Statewide computer science expansion is moving forward
State Board of Education adopts new academic standards; new professional development funding available to schools
DES MOINES – State education leaders today announced two key developments in an effort to expand computer science education in Iowa schools: New voluntary computer science standards and the availability of $1 million in new funding to help prepare teachers.
The standards and funding were established as part of a 2017 bill that also encourages computer science in every Iowa school.
“Computer science is a new basic skill in our technology-driven economy, and this work is about helping Iowa schools build a strong foundation for all students so they are prepared to meet workforce demands,” Iowa Department of Education Director Ryan Wise said. “This is an important part of the Future Ready Iowa initiative, which is about preparing Iowans to find rewarding, high-demand jobs and getting employers the skilled workers they need.”
Computer Science Standards
Members of the State Board of Education today adopted new statewide computer science standards that outline expectations for what students should know and be able to do in kindergarten through 12th grade.
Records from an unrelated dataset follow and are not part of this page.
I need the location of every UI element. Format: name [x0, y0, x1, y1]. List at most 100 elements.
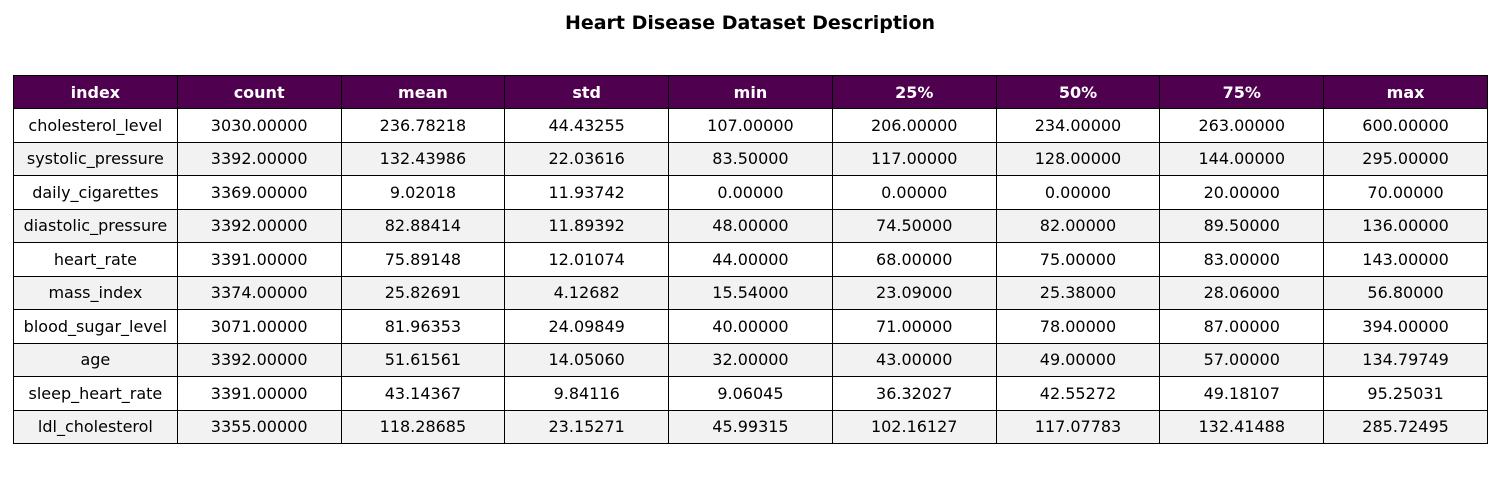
table-cell: 43.14367 [340, 376, 506, 411]
table-body: cholesterol_level 3030.00000 236.78218 44.4… [13, 108, 1488, 444]
table-cell: 57.00000 [1159, 342, 1325, 377]
table-cell: 82.00000 [995, 208, 1161, 243]
table-cell: 23.09000 [831, 275, 997, 310]
table-cell: 3369.00000 [176, 175, 342, 210]
row-label: ldl_cholesterol [13, 409, 178, 444]
table-cell: 3392.00000 [176, 342, 342, 377]
row-label: blood_sugar_level [13, 309, 178, 344]
row-label: daily_cigarettes [13, 175, 178, 210]
table-cell: 48.00000 [668, 208, 833, 243]
table-cell: 32.00000 [668, 342, 833, 377]
table-cell: 74.50000 [831, 208, 997, 243]
table-cell: 43.00000 [831, 342, 997, 377]
table-cell: 9.06045 [668, 376, 833, 411]
table-row: diastolic_pressure 3392.00000 82.88414 11.8… [13, 208, 1488, 243]
column-header: min [668, 75, 833, 109]
table-cell: 75.00000 [995, 242, 1161, 277]
table-cell: 68.00000 [831, 242, 997, 277]
table-cell: 117.07783 [995, 409, 1161, 444]
table-row: daily_cigarettes 3369.00000 9.02018 11.9374… [13, 175, 1488, 210]
table-cell: 83.50000 [668, 141, 833, 176]
table-cell: 15.54000 [668, 275, 833, 310]
table-cell: 136.00000 [1323, 208, 1488, 243]
table-cell: 3391.00000 [176, 376, 342, 411]
table-cell: 44.43255 [504, 108, 670, 143]
table-cell: 394.00000 [1323, 309, 1488, 344]
table-cell: 24.09849 [504, 309, 670, 344]
table-cell: 295.00000 [1323, 141, 1488, 176]
table-cell: 134.79749 [1323, 342, 1488, 377]
table-cell: 9.84116 [504, 376, 670, 411]
table-row: mass_index 3374.00000 25.82691 4.12682 15.54… [13, 275, 1488, 310]
table-cell: 0.00000 [831, 175, 997, 210]
table-cell: 3374.00000 [176, 275, 342, 310]
table-cell: 132.41488 [1159, 409, 1325, 444]
column-header: 75% [1159, 75, 1325, 109]
table-cell: 83.00000 [1159, 242, 1325, 277]
table-cell: 11.89392 [504, 208, 670, 243]
table-cell: 12.01074 [504, 242, 670, 277]
table-cell: 3355.00000 [176, 409, 342, 444]
table-row: sleep_heart_rate 3391.00000 43.14367 9.8411… [13, 376, 1488, 411]
table-cell: 49.18107 [1159, 376, 1325, 411]
column-header: 25% [831, 75, 997, 109]
table-cell: 144.00000 [1159, 141, 1325, 176]
table-cell: 44.00000 [668, 242, 833, 277]
table-cell: 143.00000 [1323, 242, 1488, 277]
table-cell: 71.00000 [831, 309, 997, 344]
table-cell: 107.00000 [668, 108, 833, 143]
table-cell: 56.80000 [1323, 275, 1488, 310]
row-label: age [13, 342, 178, 377]
table-cell: 234.00000 [995, 108, 1161, 143]
table-row: cholesterol_level 3030.00000 236.78218 44.4… [13, 108, 1488, 143]
table-cell: 42.55272 [995, 376, 1161, 411]
table-cell: 78.00000 [995, 309, 1161, 344]
table-cell: 263.00000 [1159, 108, 1325, 143]
row-label: diastolic_pressure [13, 208, 178, 243]
row-label: mass_index [13, 275, 178, 310]
table-cell: 25.82691 [340, 275, 506, 310]
column-header: max [1323, 75, 1488, 109]
table-cell: 102.16127 [831, 409, 997, 444]
row-label: sleep_heart_rate [13, 376, 178, 411]
table-cell: 14.05060 [504, 342, 670, 377]
table-row: age 3392.00000 51.61561 14.05060 32.00000 43.… [13, 342, 1488, 377]
table-cell: 75.89148 [340, 242, 506, 277]
table-cell: 45.99315 [668, 409, 833, 444]
table-cell: 81.96353 [340, 309, 506, 344]
chart-title: Heart Disease Dataset Description [564, 12, 936, 34]
table-cell: 20.00000 [1159, 175, 1325, 210]
table-cell: 70.00000 [1323, 175, 1488, 210]
table-cell: 118.28685 [340, 409, 506, 444]
column-header: mean [340, 75, 506, 109]
column-header: std [504, 75, 670, 109]
row-label: heart_rate [13, 242, 178, 277]
table-cell: 128.00000 [995, 141, 1161, 176]
table-row: ldl_cholesterol 3355.00000 118.28685 23.152… [13, 409, 1488, 444]
table-cell: 22.03616 [504, 141, 670, 176]
column-header: index [13, 75, 178, 109]
table-cell: 117.00000 [831, 141, 997, 176]
table-cell: 3391.00000 [176, 242, 342, 277]
table-cell: 600.00000 [1323, 108, 1488, 143]
column-header: 50% [995, 75, 1161, 109]
table-cell: 206.00000 [831, 108, 997, 143]
table-header: index count mean std min 25% 50% 75% max [13, 75, 1488, 109]
table-cell: 25.38000 [995, 275, 1161, 310]
table-row: systolic_pressure 3392.00000 132.43986 22.0… [13, 141, 1488, 176]
table-cell: 3030.00000 [176, 108, 342, 143]
table-row: heart_rate 3391.00000 75.89148 12.01074 44.0… [13, 242, 1488, 277]
row-label: cholesterol_level [13, 108, 178, 143]
table-cell: 40.00000 [668, 309, 833, 344]
table-cell: 285.72495 [1323, 409, 1488, 444]
table-cell: 95.25031 [1323, 376, 1488, 411]
table-cell: 4.12682 [504, 275, 670, 310]
table-cell: 36.32027 [831, 376, 997, 411]
description-table: index count mean std min 25% 50% 75% max cholest… [13, 75, 1488, 444]
table-cell: 0.00000 [668, 175, 833, 210]
table-cell: 132.43986 [340, 141, 506, 176]
table-cell: 3392.00000 [176, 208, 342, 243]
table-cell: 23.15271 [504, 409, 670, 444]
table-cell: 28.06000 [1159, 275, 1325, 310]
table-cell: 3392.00000 [176, 141, 342, 176]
The board’s action was based on an Iowa team’s review and recommendation.
The board adopted the CSTA K-12 Computer Science Standards, which were developed by the Computer Science Teachers Association. The standards are optional for Iowa schools.
Members of the Computer Science Standards Review Team said they identified the CSTA standards because they include fundamental concepts of computer science for all students beginning in kindergarten, present options for high school computer science courses through mathematics, science or computer science graduation credits, and increase access of computer science to all students.
The team’s recommendation followed a period of public input, which included an online survey and public forums.
Professional Development Incentive Fund
Also on Friday, the Iowa Department of Education announced the availability of a $1 million professional development incentive fund, which is designed to build the computer science teacher workforce in schools statewide.
The funding will help schools pay for professional learning or university coursework for teaching endorsements in computer science.
The professional development incentive fund will be available to school districts through a competitive application process.
“This will allow Iowa schools to create innovative, diverse approaches to providing professional learning and expanding high-quality computer science instruction for students,” Wise said.
Iowa legislators set aside $500,000 for the incentive fund. The rest of the money will come from a 2007 settlement of an Iowa class-action anti-trust lawsuit filed against Microsoft Corp. The lawsuit was filed on behalf of Iowans who had bought the company’s programs at allegedly inflated prices, and the settlement agreement included setting aside a portion of unclaimed money for technology in Iowa schools.